Of the 27 who formed the Pearl Harbor Survivors Association Mahoning County Chapter 5, three remain alive. Indeed, the national Pearl Harbor Survivors Association, founded in 1958, disbanded Dec. 31, 2011, along with its Mahoning County Chapter 5.
Pat Birch, a history/social studies teacher at Boardman High School, said that in the textbook used for U.S. history, the attack on Pearl Harbor is part of one section in the World War II chapter.
Birch said his father told him about Pearl Harbor when he was a child.
“I was too young to understand the entire significance, but I knew even then it was an important event in our nation’s history,” he said.
Today, Birch describes Pearl Harbor as one of the most significant events in U.S. history.
Robert Bishop of Austintown was aboard the USS Tennessee, a battleship anchored in Pearl Harbor, when the attack occurred.
Bishop didn’t see the attack because he was below deck, but the aftermath is forever etched into his memory.
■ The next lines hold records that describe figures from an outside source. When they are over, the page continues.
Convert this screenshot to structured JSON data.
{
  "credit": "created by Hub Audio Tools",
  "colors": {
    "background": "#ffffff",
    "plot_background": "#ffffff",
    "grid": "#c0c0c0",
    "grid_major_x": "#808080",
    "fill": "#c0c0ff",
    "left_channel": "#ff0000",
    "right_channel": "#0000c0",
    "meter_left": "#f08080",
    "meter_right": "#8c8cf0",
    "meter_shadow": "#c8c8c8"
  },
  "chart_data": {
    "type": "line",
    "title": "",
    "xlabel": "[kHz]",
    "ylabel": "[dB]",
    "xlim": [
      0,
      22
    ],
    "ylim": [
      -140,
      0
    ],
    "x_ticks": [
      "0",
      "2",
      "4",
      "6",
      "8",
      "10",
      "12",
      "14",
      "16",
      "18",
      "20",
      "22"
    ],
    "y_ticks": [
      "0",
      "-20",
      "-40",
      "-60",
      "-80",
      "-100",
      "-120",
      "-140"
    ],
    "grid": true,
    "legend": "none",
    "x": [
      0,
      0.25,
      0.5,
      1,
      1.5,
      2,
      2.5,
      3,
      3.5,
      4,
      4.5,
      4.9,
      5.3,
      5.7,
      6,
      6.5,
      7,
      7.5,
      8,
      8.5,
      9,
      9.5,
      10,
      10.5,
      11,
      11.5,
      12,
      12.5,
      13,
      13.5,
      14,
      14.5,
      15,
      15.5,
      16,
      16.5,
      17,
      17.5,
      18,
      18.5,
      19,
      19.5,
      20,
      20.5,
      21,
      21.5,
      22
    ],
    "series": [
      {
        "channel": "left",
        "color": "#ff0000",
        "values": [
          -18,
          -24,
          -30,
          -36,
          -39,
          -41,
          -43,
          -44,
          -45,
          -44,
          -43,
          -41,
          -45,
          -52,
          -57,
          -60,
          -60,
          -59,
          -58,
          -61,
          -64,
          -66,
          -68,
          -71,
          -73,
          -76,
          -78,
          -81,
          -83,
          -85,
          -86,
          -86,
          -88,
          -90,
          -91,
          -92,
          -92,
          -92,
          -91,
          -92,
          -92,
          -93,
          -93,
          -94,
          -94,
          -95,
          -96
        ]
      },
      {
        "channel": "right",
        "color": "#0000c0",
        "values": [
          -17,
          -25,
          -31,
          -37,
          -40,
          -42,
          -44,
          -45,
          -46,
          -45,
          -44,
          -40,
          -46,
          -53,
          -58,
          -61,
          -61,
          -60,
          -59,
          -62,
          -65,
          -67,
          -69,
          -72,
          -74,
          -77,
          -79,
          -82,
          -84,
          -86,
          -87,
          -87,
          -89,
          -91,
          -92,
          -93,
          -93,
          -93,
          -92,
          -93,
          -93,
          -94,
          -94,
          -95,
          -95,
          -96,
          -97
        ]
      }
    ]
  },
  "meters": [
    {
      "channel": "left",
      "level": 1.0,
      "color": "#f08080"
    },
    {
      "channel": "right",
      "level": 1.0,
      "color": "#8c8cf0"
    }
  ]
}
“One of my shipmates was collecting bodies floating in the water and towing them through the water to a hospital. It’s a sad picture I will never forget,” said Bishop, who will be 92 on Dec. 19.
He speaks to school classes and military and other organizations about Pearl Harbor to keep the memory alive; and he says the Sons and Daughters of Pearl Harbors organization is also doing a good job.
“I just don’t want to see all the men who died, and the lessons learned, forgotten,” Bishop said.
The Japanese air attack came in two waves, one beginning at 7:53 a.m.; the second at 8:55 a.m. By 9:55 a.m. it was over, leaving dead more than 2,500 Navy, Marine and Army personnel, including 1,177 on the USS Arizona alone. Also the attacks destroyed about 300 U.S. planes and crippled the U.S. Pacific Fleet.